Movements of demand curve
Caused by a change in price:
Contraction in demand - quantity demanded falls because of an increase in price
Extension in demand - quantity demanded rises because of a decrease in price
Shifts of demand curve
Caused by a change in any of the factors which affect demand (conditions of demand)
Decrease in demand (shift left) - fewer goods are demanded at each and every price
Increase in demand (right shift) - more goods are demanded at each and every price
The conditions of demand PIRATES L
The conditions of demand are the factors which cause the demand curve to shift. A shift to the right is an increase in demand and a shift to the left is a decrease in demand. One way to remember this is the mnemonic PIRATES L:
Population
Income
Related goods
Advertising
Taste/trend/fashion
Expectations
Seasons
Legislation - government
Diminishing marginal utility (why the curve slopes downward)

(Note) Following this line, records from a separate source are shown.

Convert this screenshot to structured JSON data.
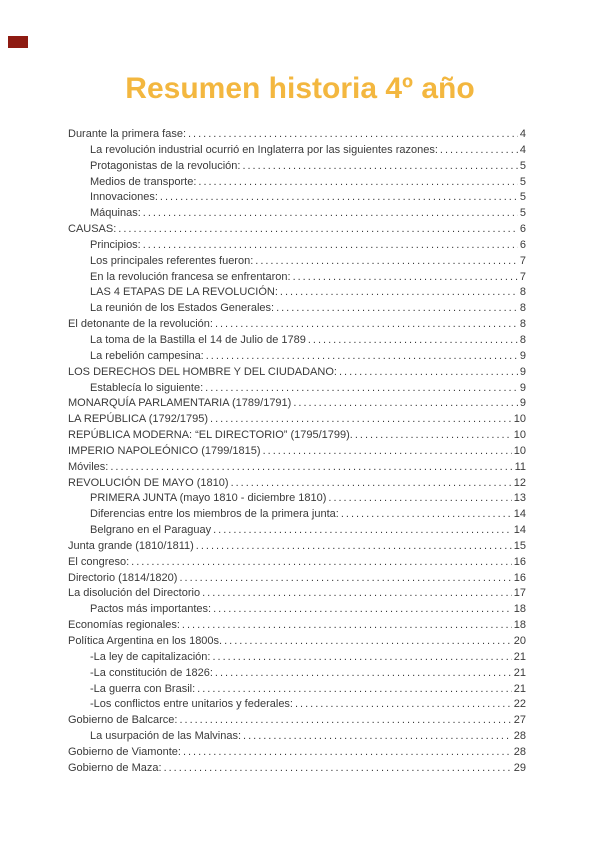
{
  "page": {
    "background_color": "#FFFFFF",
    "marker_color": "#8E1B12",
    "text_color": "#3A3A3A"
  },
  "title": {
    "text": "Resumen historia 4º año",
    "color": "#F3B73F"
  },
  "toc": {
    "entries": [
      {
        "label": "Durante la primera fase:",
        "page": "4",
        "level": 1
      },
      {
        "label": "La revolución industrial ocurrió en Inglaterra por las siguientes razones:",
        "page": "4",
        "level": 2
      },
      {
        "label": "Protagonistas de la revolución:",
        "page": "5",
        "level": 2
      },
      {
        "label": "Medios de transporte:",
        "page": "5",
        "level": 2
      },
      {
        "label": "Innovaciones:",
        "page": "5",
        "level": 2
      },
      {
        "label": "Máquinas:",
        "page": "5",
        "level": 2
      },
      {
        "label": "CAUSAS:",
        "page": "6",
        "level": 1
      },
      {
        "label": "Principios:",
        "page": "6",
        "level": 2
      },
      {
        "label": "Los principales referentes fueron:",
        "page": "7",
        "level": 2
      },
      {
        "label": "En la revolución francesa se enfrentaron:",
        "page": "7",
        "level": 2
      },
      {
        "label": "LAS 4 ETAPAS DE LA REVOLUCIÓN:",
        "page": "8",
        "level": 2
      },
      {
        "label": "La reunión de los Estados Generales:",
        "page": "8",
        "level": 2
      },
      {
        "label": "El detonante de la revolución:",
        "page": "8",
        "level": 1
      },
      {
        "label": "La toma de la Bastilla el 14 de Julio de 1789",
        "page": "8",
        "level": 2
      },
      {
        "label": "La rebelión campesina:",
        "page": "9",
        "level": 2
      },
      {
        "label": "LOS DERECHOS DEL HOMBRE Y DEL CIUDADANO:",
        "page": "9",
        "level": 1
      },
      {
        "label": "Establecía lo siguiente:",
        "page": "9",
        "level": 2
      },
      {
        "label": "MONARQUÍA PARLAMENTARIA (1789/1791)",
        "page": "9",
        "level": 1
      },
      {
        "label": "LA REPÚBLICA (1792/1795)",
        "page": "10",
        "level": 1
      },
      {
        "label": "REPÚBLICA MODERNA: “EL DIRECTORIO” (1795/1799).",
        "page": "10",
        "level": 1
      },
      {
        "label": "IMPERIO NAPOLEÓNICO (1799/1815)",
        "page": "10",
        "level": 1
      },
      {
        "label": "Móviles:",
        "page": "11",
        "level": 1
      },
      {
        "label": "REVOLUCIÓN DE MAYO (1810)",
        "page": "12",
        "level": 1
      },
      {
        "label": "PRIMERA JUNTA (mayo 1810 - diciembre 1810)",
        "page": "13",
        "level": 2
      },
      {
        "label": "Diferencias entre los miembros de la primera junta:",
        "page": "14",
        "level": 2
      },
      {
        "label": "Belgrano en el Paraguay",
        "page": "14",
        "level": 2
      },
      {
        "label": "Junta grande (1810/1811)",
        "page": "15",
        "level": 1
      },
      {
        "label": "El congreso:",
        "page": "16",
        "level": 1
      },
      {
        "label": "Directorio (1814/1820)",
        "page": "16",
        "level": 1
      },
      {
        "label": "La disolución del Directorio",
        "page": "17",
        "level": 1
      },
      {
        "label": "Pactos más importantes:",
        "page": "18",
        "level": 2
      },
      {
        "label": "Economías regionales:",
        "page": "18",
        "level": 1
      },
      {
        "label": "Política Argentina en los 1800s.",
        "page": "20",
        "level": 1
      },
      {
        "label": "-La ley de capitalización:",
        "page": "21",
        "level": 2
      },
      {
        "label": "-La constitución de 1826:",
        "page": "21",
        "level": 2
      },
      {
        "label": "-La guerra con Brasil:",
        "page": "21",
        "level": 2
      },
      {
        "label": "-Los conflictos entre unitarios y federales:",
        "page": "22",
        "level": 2
      },
      {
        "label": "Gobierno de Balcarce:",
        "page": "27",
        "level": 1
      },
      {
        "label": "La usurpación de las Malvinas:",
        "page": "28",
        "level": 2
      },
      {
        "label": "Gobierno de Viamonte:",
        "page": "28",
        "level": 1
      },
      {
        "label": "Gobierno de Maza:",
        "page": "29",
        "level": 1
      }
    ]
  }
}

• The demand curve slopes downward, showing the inverse relationship between price and quantity. This can be explained by the law of diminishing marginal utility.
• In order to explain or predict how people will spend their money, we have to assume that they are going to behave rationally, expecting them to spend it according to what gives them the greatest level of satisfaction or welfare.
• Total utility represents the satisfaction gained by a customer as a result of their overall consumption of a good e.g. the satisfaction of eating the whole bar of chocolate, whilst marginal utility represents the change in satisfaction resulting from the consumption of the next unit of a good e.g. the increased satisfaction by eating another bite of chocolate.
• The Law of Diminishing Marginal Utility states that the satisfaction derived from the consumption of an additional unit of a good will decrease as more of a good is consumed, assuming the consumption of all other goods remains constant.
• This explains why the demand curve slopes downwards: if more of a good is consumed, there is less satisfaction derived from the good. This means that consumers are less willing to pay high prices at high quantities since they are gaining less satisfaction.